En Italie, dans la région de Toscane, nous avons étudié deux cas de prise en charge organisée en réseaux pluridisciplinaires, l’une concernant le pied diabétique et l’autre l’insuffisance cardiaque. Il faut noter qu'en Italie le système de santé est très décentralisé et que les Autorités sanitaires locales (ASL) ont beaucoup de pouvoir dans l'organisation et le financement des services de santé.
Il y a une approche d'organisation territoriale qui fonctionne bien en Toscane. Par exemple, dans les ASL de Pistoia et d’Arezzo, les professionnels de santé des cliniques du pied diabétique travaillent ensemble depuis plus de dix ans construisant des réseaux qui s’appuient sur un modèle de soins chroniques avec une approche centrée sur le patient. Ces cliniques disposent d’équipes pluridisciplinaires intégrées au sein de l’hôpital dans un département spécialisé, s’appuient sur une infirmière coordinatrice, et travaillent également au sein d’un réseau de professionnels de soins primaires de leur ASL. Un document commun, développé par les soignants, indique les responsabilités de chaque acteur dans le parcours (diabétologue, généraliste, infirmière, etc.) et les accompagne dans la prise de décision. De plus, tous les acteurs participent à un système d’évaluation de la performance (SEP), multidimensionnel. Le SEP a permis de comparer les résultats de soins entre les différents fournisseurs de soins et les territoires afin d’identifier et de partager les bonnes pratiques. Lors de notre étude, nous avons vu comment la comparaison des résultats (taux d’amputation des pieds diabétiques) des cliniques a permis d'identifier Arezzo, où le taux d’amputations standardisé est le plus bas de Toscane, (2 pour 100 000 personnes), et de partager leurs pratiques de collaboration et d’organisation avec d'autres territoires et cliniques qui ont changé leurs pratiques. Les taux d’hospitalisation pour le diabète à Arezzo et Pistoia sont aussi très faibles. Ils représentent la moitié du taux moyen en Toscane (15 versus 26 pour 100 000 personnes) [National Health Outcomes Program, données 2017].

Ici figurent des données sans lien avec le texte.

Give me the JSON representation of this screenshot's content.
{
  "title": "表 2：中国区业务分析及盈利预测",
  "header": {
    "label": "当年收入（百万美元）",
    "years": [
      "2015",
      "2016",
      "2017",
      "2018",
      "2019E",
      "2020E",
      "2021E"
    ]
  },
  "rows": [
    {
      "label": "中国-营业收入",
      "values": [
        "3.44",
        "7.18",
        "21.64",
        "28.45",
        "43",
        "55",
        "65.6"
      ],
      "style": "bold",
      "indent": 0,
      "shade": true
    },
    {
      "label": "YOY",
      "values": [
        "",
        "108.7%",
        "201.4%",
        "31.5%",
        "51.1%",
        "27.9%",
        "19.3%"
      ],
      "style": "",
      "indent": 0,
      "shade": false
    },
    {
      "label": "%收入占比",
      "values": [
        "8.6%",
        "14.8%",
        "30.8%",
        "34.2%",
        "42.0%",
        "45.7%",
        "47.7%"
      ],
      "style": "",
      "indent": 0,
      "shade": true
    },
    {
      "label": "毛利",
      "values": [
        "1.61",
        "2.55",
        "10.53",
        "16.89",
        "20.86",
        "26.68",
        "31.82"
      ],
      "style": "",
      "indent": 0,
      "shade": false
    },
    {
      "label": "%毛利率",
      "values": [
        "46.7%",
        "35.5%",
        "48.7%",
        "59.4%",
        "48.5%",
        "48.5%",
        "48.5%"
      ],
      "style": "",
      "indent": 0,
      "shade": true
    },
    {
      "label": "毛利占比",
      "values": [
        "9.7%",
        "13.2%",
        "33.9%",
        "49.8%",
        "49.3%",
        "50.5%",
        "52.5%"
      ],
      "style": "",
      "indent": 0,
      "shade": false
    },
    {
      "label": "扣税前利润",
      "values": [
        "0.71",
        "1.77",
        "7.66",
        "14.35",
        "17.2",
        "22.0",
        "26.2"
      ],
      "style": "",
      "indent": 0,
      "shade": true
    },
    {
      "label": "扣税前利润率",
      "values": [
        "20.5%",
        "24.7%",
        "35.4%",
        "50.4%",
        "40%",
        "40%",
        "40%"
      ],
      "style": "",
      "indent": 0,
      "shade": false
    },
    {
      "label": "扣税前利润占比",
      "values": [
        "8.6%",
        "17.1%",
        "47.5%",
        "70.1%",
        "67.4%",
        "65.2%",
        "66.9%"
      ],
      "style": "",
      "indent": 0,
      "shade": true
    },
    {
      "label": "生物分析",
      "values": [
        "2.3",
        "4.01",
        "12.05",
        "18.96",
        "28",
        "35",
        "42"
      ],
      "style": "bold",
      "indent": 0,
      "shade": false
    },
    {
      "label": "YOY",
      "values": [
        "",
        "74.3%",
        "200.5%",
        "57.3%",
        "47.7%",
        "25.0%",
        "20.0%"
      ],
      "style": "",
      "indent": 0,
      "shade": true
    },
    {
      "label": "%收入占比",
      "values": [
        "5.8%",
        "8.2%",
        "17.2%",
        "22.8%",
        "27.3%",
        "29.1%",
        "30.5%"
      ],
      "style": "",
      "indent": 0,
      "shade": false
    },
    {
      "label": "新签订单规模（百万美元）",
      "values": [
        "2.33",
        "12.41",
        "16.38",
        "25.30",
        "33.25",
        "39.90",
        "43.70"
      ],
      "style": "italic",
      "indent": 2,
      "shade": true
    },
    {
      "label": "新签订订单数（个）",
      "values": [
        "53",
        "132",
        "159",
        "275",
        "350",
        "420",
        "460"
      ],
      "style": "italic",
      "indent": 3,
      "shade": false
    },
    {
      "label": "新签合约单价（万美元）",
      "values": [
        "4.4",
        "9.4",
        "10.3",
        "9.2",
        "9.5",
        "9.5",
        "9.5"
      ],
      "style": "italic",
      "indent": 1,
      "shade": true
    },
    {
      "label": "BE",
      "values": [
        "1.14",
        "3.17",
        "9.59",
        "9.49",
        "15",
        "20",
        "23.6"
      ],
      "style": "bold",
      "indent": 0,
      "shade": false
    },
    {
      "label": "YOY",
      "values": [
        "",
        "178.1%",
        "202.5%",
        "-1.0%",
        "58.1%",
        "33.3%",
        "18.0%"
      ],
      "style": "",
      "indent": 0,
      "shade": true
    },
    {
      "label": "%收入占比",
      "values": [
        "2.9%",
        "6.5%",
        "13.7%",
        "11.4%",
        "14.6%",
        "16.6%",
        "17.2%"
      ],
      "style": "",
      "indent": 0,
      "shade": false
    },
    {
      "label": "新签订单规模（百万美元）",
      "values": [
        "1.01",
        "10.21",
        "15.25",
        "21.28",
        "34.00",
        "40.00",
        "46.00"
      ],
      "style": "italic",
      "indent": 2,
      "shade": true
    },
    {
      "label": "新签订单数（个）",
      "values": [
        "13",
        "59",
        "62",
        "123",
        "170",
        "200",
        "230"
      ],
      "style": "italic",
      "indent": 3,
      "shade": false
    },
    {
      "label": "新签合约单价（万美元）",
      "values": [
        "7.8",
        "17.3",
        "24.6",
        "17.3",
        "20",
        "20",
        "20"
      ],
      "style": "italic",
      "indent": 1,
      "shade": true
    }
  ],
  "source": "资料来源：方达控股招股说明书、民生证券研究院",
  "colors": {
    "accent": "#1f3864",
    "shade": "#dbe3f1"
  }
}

3/ Que peut-on tirer de l'expérience italienne pour améliorer la coordination des soins des patients atteints de maladies chroniques en France ?

Premièrement, dans les deux cas étudiés ici, on voit que le point de départ des initiatives visant à améliorer la qualité et la continuité des prises en charge est le partage d’une vision claire de ce que doit être une bonne prise en charge. Une synergie entre les différents professionnels de santé se développe dès lors que les protocoles de soins et la répartition des responsabilités sont formalisés et testés par l’équipe pluriprofessionnelle concernée. L’adhésion des professionnels qui en résulte permet alors l’émergence d’une nouvelle culture de coopération qui favorise une dynamique de changements et d’améliorations des pratiques. Deuxièmement, l’autonomie de gestion et la flexibilité d’utilisation des ressources favorisent l’investissement dans des pratiques innovantes. Les modalités de financement (capitation ou salariat en ville, budget global à l’hôpital), en permettant cette flexibilité d’organisation, accompagnent ces transformations sans nécessairement y inciter directement. Les financeurs garantissent, à minima, que les hôpitaux et les professionnels de santé ne soient pas perdants financièrement lorsqu'ils s'organisent pour améliorer les parcours de soins. Enfin, le système d’évaluation de la performance (SEP), effectué par un organisme indépendant à partir d’indicateurs scientifiquement validés, contribue pleinement à créer une culture de partage des bonnes pratiques.